Metaproteomics reveals the molecular mechanism underlying bloom maintenance of a marine dinoflagellate under low ambient CO2 and inorganic nutrients.

Dinoflagellate blooming periods are paradoxically characterized by high biomass growth rate and low ambient dissolved CO2 and inorganic nutrients, however, the underlying mechanisms linking cell growth and nutrient acquisition are poorly understood. Here, we compared metaproteomes of non-bloom, mid-blooming and late-blooming cells of a marine dinoflagellate Prorocentrum donghaiense. Cell division, metabolism of carbon, nitrogen, phosphorus, lipid, porphyrin and chlorophyll were more active in blooming cells than in non-bloom cells. Up-regulation of carbonic anhydrase, ribulose-1,5-bisphosphate carboxylase/oxygenase II, and C4-cycle proteins enhanced CO2 assimilation of P. donghaiense.
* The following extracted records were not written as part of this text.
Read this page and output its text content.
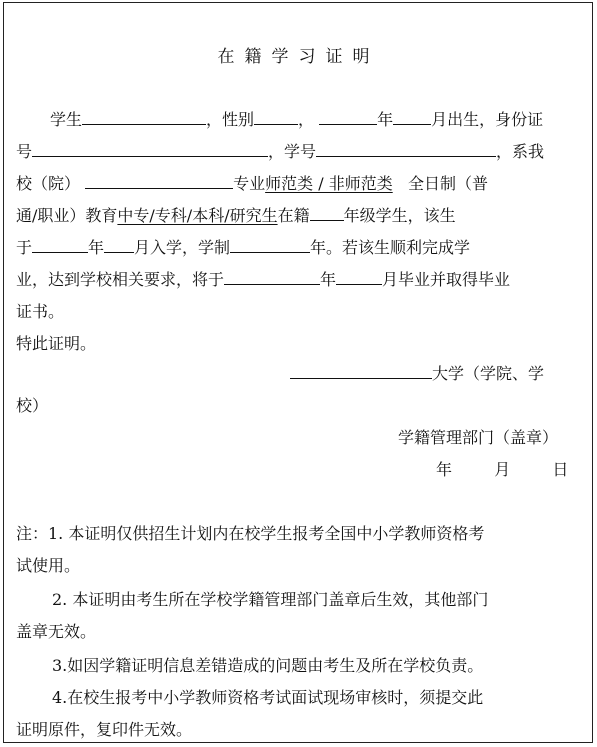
在籍学习证明
学生	，性别	，	年 月出生，身份证
号	，学号	，系我
校（院）	专业师范类 / 非师范类 全日制（普
通/职业）教育中专/专科/本科/研究生在籍 年级学生，该生
于	年 月入学，学制	年。若该生顺利完成学
业，达到学校相关要求，将于	年	月毕业并取得毕业
证书。
特此证明。
大学（学院、学
校）
学籍管理部门（盖章）
年	月	日
注：1. 本证明仅供招生计划内在校学生报考全国中小学教师资格考
试使用。
2. 本证明由考生所在学校学籍管理部门盖章后生效，其他部门
盖章无效。
3.如因学籍证明信息差错造成的问题由考生及所在学校负责。
4.在校生报考中小学教师资格考试面试现场审核时，须提交此
证明原件，复印件无效。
Proteins participating in external organic nutrient acquisition and conversion, such as transporters for fatty acids, peptides and amino acids, external- and internal-phosphomonoester hydrolase, and diverse peptidases and amino acid transaminases, exhibited higher expression in blooming cells relative to non-bloom cells. Interestingly, dissolved organic nitrogen (DON) such as urea and aspartate significantly down-regulated expression and activity of carbon assimilation proteins except for RuBisCO form II, suggesting that DON provided sufficient carbon source which reduced the need to concentrate internal CO2. This study demonstrates that coupling of efficient CO2 assimilation with DON utilization are essential for bloom maintenance of P. donghaiense, and future efforts should be devoted to dissolved organic nutrients for prevention and management of dinoflagelllate blooms.